2nd President of Case School of Applied Science
- In office 1902–1929
- Preceded by: Cady Staley
- Succeeded by: William E. Wickenden

Personal details
- Born: September 29, 1858 Nashua, New Hampshire, U.S.
- Died: April 18, 1939 (aged 80)
- Resting place: Glendale Cemetery, Akron, Ohio, U.S.
- Spouse: Abbie A. Waite
- Alma mater: Massachusetts Agricultural College College of Wooster

= Charles S. Howe =

American academic administrator (1858–1939)

Charles Sumner Howe (September 29, 1858 - April 18, 1939) was the second president of Case School of Applied Science, now Case Western Reserve University.

Howe was born on September 29, 1858, in Nashua, New Hampshire. He earned his B.S. at both Massachusetts Agricultural College (now known as the University of Massachusetts Amherst) and Boston University in 1878 and his PhD from the College of Wooster in 1887.

As an initiate of Phi Sigma Kappa in 1876, he served as the first president of the Grand Chapter of Phi Sigma Kappa in 1878 while at its founding school of Massachusetts Agricultural College.

Howe served as principal of Longmeadow High School of Massachusetts in 1879. He moved west where he became the principal of the Academy of Albuquerque in New Mexico from 1879 to 1881, and was involved in mineral prospecting serving as an assayer for prospectors in Albuquerque until 1882.

Howe married Abbie A. Waite on May 22, 1882, and together had three children.

From 1883 to 1889, Howe served as the Professor of Mathematics and Astronomy at Buchtel College in Akron, Ohio. He went to Case School of Applied Science in 1889 where he was also Professor of Mathematics and Astronomy until 1902. Notably, Howe brought the first German-made Riefler clock, then considered the world's best, to America, with his own modifications making it the most accurate timepiece in the world. He maintained being the Kerr Professor of Mathematics at Case School of Applied Science from 1890 to 1908.

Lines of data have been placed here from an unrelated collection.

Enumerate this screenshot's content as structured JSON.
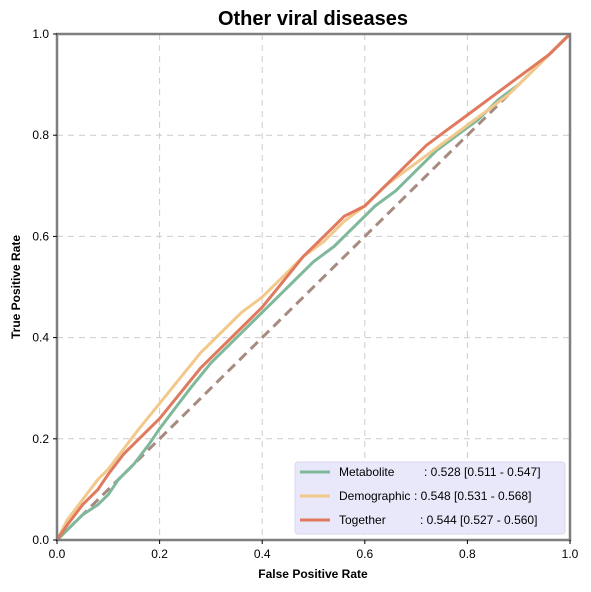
{
  "chart_data": {
    "type": "line",
    "title": "Other viral diseases",
    "xlabel": "False Positive Rate",
    "ylabel": "True Positive Rate",
    "xlim": [
      0,
      1
    ],
    "ylim": [
      0,
      1
    ],
    "xticks": [
      "0.0",
      "0.2",
      "0.4",
      "0.6",
      "0.8",
      "1.0"
    ],
    "yticks": [
      "0.0",
      "0.2",
      "0.4",
      "0.6",
      "0.8",
      "1.0"
    ],
    "grid": true,
    "legend_position": "lower-right",
    "series": [
      {
        "name": "Metabolite",
        "label_text": ": 0.528 [0.511 - 0.547]",
        "color": "#7fb89a",
        "points": [
          [
            0,
            0
          ],
          [
            0.02,
            0.02
          ],
          [
            0.05,
            0.05
          ],
          [
            0.08,
            0.07
          ],
          [
            0.1,
            0.09
          ],
          [
            0.12,
            0.12
          ],
          [
            0.15,
            0.15
          ],
          [
            0.18,
            0.19
          ],
          [
            0.2,
            0.22
          ],
          [
            0.23,
            0.26
          ],
          [
            0.26,
            0.3
          ],
          [
            0.3,
            0.35
          ],
          [
            0.34,
            0.39
          ],
          [
            0.38,
            0.43
          ],
          [
            0.42,
            0.47
          ],
          [
            0.46,
            0.51
          ],
          [
            0.5,
            0.55
          ],
          [
            0.54,
            0.58
          ],
          [
            0.58,
            0.62
          ],
          [
            0.62,
            0.66
          ],
          [
            0.66,
            0.69
          ],
          [
            0.7,
            0.73
          ],
          [
            0.74,
            0.77
          ],
          [
            0.78,
            0.8
          ],
          [
            0.82,
            0.83
          ],
          [
            0.86,
            0.87
          ],
          [
            0.9,
            0.9
          ],
          [
            0.94,
            0.94
          ],
          [
            0.97,
            0.97
          ],
          [
            1,
            1
          ]
        ]
      },
      {
        "name": "Demographic",
        "label_text": ": 0.548 [0.531 - 0.568]",
        "color": "#f2c98a",
        "points": [
          [
            0,
            0
          ],
          [
            0.02,
            0.04
          ],
          [
            0.05,
            0.08
          ],
          [
            0.08,
            0.12
          ],
          [
            0.1,
            0.14
          ],
          [
            0.13,
            0.18
          ],
          [
            0.16,
            0.22
          ],
          [
            0.2,
            0.27
          ],
          [
            0.24,
            0.32
          ],
          [
            0.28,
            0.37
          ],
          [
            0.32,
            0.41
          ],
          [
            0.36,
            0.45
          ],
          [
            0.4,
            0.48
          ],
          [
            0.44,
            0.52
          ],
          [
            0.48,
            0.56
          ],
          [
            0.52,
            0.59
          ],
          [
            0.56,
            0.63
          ],
          [
            0.6,
            0.66
          ],
          [
            0.64,
            0.7
          ],
          [
            0.68,
            0.73
          ],
          [
            0.72,
            0.76
          ],
          [
            0.76,
            0.79
          ],
          [
            0.8,
            0.82
          ],
          [
            0.84,
            0.85
          ],
          [
            0.88,
            0.88
          ],
          [
            0.92,
            0.92
          ],
          [
            0.96,
            0.96
          ],
          [
            1,
            1
          ]
        ]
      },
      {
        "name": "Together",
        "label_text": ": 0.544 [0.527 - 0.560]",
        "color": "#e07a5f",
        "points": [
          [
            0,
            0
          ],
          [
            0.02,
            0.03
          ],
          [
            0.05,
            0.07
          ],
          [
            0.08,
            0.1
          ],
          [
            0.1,
            0.13
          ],
          [
            0.13,
            0.17
          ],
          [
            0.16,
            0.2
          ],
          [
            0.2,
            0.24
          ],
          [
            0.24,
            0.29
          ],
          [
            0.28,
            0.34
          ],
          [
            0.32,
            0.38
          ],
          [
            0.36,
            0.42
          ],
          [
            0.4,
            0.46
          ],
          [
            0.44,
            0.51
          ],
          [
            0.48,
            0.56
          ],
          [
            0.52,
            0.6
          ],
          [
            0.56,
            0.64
          ],
          [
            0.6,
            0.66
          ],
          [
            0.64,
            0.7
          ],
          [
            0.68,
            0.74
          ],
          [
            0.72,
            0.78
          ],
          [
            0.76,
            0.81
          ],
          [
            0.8,
            0.84
          ],
          [
            0.84,
            0.87
          ],
          [
            0.88,
            0.9
          ],
          [
            0.92,
            0.93
          ],
          [
            0.96,
            0.96
          ],
          [
            1,
            1
          ]
        ]
      }
    ],
    "reference_line": {
      "points": [
        [
          0,
          0
        ],
        [
          1,
          1
        ]
      ],
      "color": "#a78a80",
      "style": "dashed"
    }
  }
}
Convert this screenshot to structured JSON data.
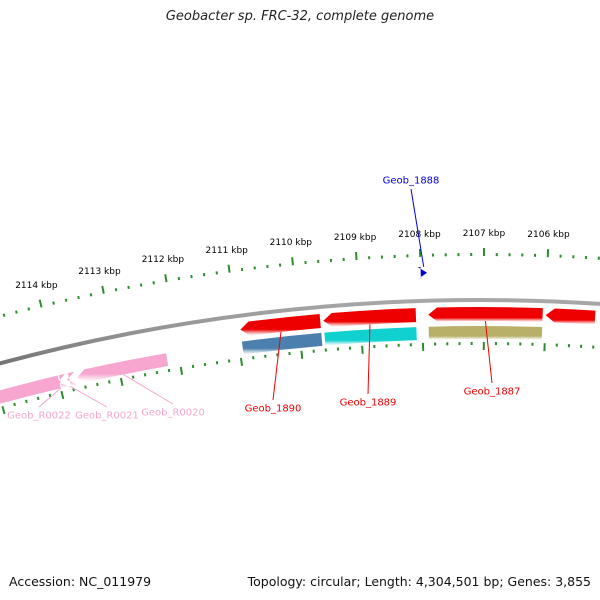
{
  "title": "Geobacter sp. FRC-32, complete genome",
  "footer": {
    "accession": "Accession: NC_011979",
    "summary": "Topology: circular; Length: 4,304,501 bp; Genes: 3,855"
  },
  "colors": {
    "backbone": "#8a8a8a",
    "ticks": "#2e8b2e",
    "red": "#ee0000",
    "rna_pink": "#f7a6cf",
    "steelblue": "#4a7fae",
    "cyan": "#11d0d0",
    "olive": "#b8b068",
    "blue": "#0000dd"
  },
  "scale": {
    "labels": [
      {
        "text": "2114 kbp",
        "kbp": 2114
      },
      {
        "text": "2113 kbp",
        "kbp": 2113
      },
      {
        "text": "2112 kbp",
        "kbp": 2112
      },
      {
        "text": "2111 kbp",
        "kbp": 2111
      },
      {
        "text": "2110 kbp",
        "kbp": 2110
      },
      {
        "text": "2109 kbp",
        "kbp": 2109
      },
      {
        "text": "2108 kbp",
        "kbp": 2108
      },
      {
        "text": "2107 kbp",
        "kbp": 2107
      },
      {
        "text": "2106 kbp",
        "kbp": 2106
      }
    ]
  },
  "features": [
    {
      "label": "Geob_1888",
      "start": 2108.0,
      "end": 2107.9,
      "color": "blue",
      "track": "top",
      "strand": "+"
    },
    {
      "label": "Geob_1890",
      "start": 2110.95,
      "end": 2109.65,
      "color": "red",
      "track": "forward",
      "strand": "-"
    },
    {
      "label": "Geob_1889",
      "start": 2109.6,
      "end": 2108.1,
      "color": "red",
      "track": "forward",
      "strand": "-"
    },
    {
      "label": "Geob_1887",
      "start": 2107.9,
      "end": 2106.05,
      "color": "red",
      "track": "forward",
      "strand": "-"
    },
    {
      "label": "",
      "start": 2106.0,
      "end": 2105.2,
      "color": "red",
      "track": "forward",
      "strand": "-"
    },
    {
      "label": "",
      "start": 2110.95,
      "end": 2109.65,
      "color": "steelblue",
      "track": "reverse",
      "strand": "none"
    },
    {
      "label": "",
      "start": 2109.6,
      "end": 2108.1,
      "color": "cyan",
      "track": "reverse",
      "strand": "none"
    },
    {
      "label": "",
      "start": 2107.9,
      "end": 2106.05,
      "color": "olive",
      "track": "reverse",
      "strand": "none"
    },
    {
      "label": "",
      "start": 2115.5,
      "end": 2114.0,
      "color": "rna_pink",
      "track": "reverse",
      "strand": "none"
    },
    {
      "label": "Geob_R0022",
      "start": 2114.02,
      "end": 2113.98,
      "color": "rna_pink",
      "track": "reverse",
      "strand": "-"
    },
    {
      "label": "Geob_R0021",
      "start": 2113.87,
      "end": 2113.83,
      "color": "rna_pink",
      "track": "reverse",
      "strand": "-"
    },
    {
      "label": "Geob_R0020",
      "start": 2113.7,
      "end": 2112.2,
      "color": "rna_pink",
      "track": "reverse",
      "strand": "-"
    }
  ],
  "feature_labels": [
    {
      "text": "Geob_1888",
      "color": "blue"
    },
    {
      "text": "Geob_1890",
      "color": "red"
    },
    {
      "text": "Geob_1889",
      "color": "red"
    },
    {
      "text": "Geob_1887",
      "color": "red"
    },
    {
      "text": "Geob_R0022",
      "color": "rna_pink"
    },
    {
      "text": "Geob_R0021",
      "color": "rna_pink"
    },
    {
      "text": "Geob_R0020",
      "color": "rna_pink"
    }
  ]
}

In 1902, Howe became the second president of Case School of Applied Science in Cleveland, Ohio, holding the office until 1929. During his tenure, he maintained a close relationship with influential Clevelanders, such as John D. Rockefeller, Worcester Warner, and Ambrose Swasey.

Howe served as the national president of the Society for the Promotion of Engineering Education (SPEE) from 1907 to 1908, known today as the American Society for Engineering Education (ASEE), and served civically as the president of the Cleveland Chamber of Commerce.

Howe is buried at Glendale Cemetery in Akron, Ohio.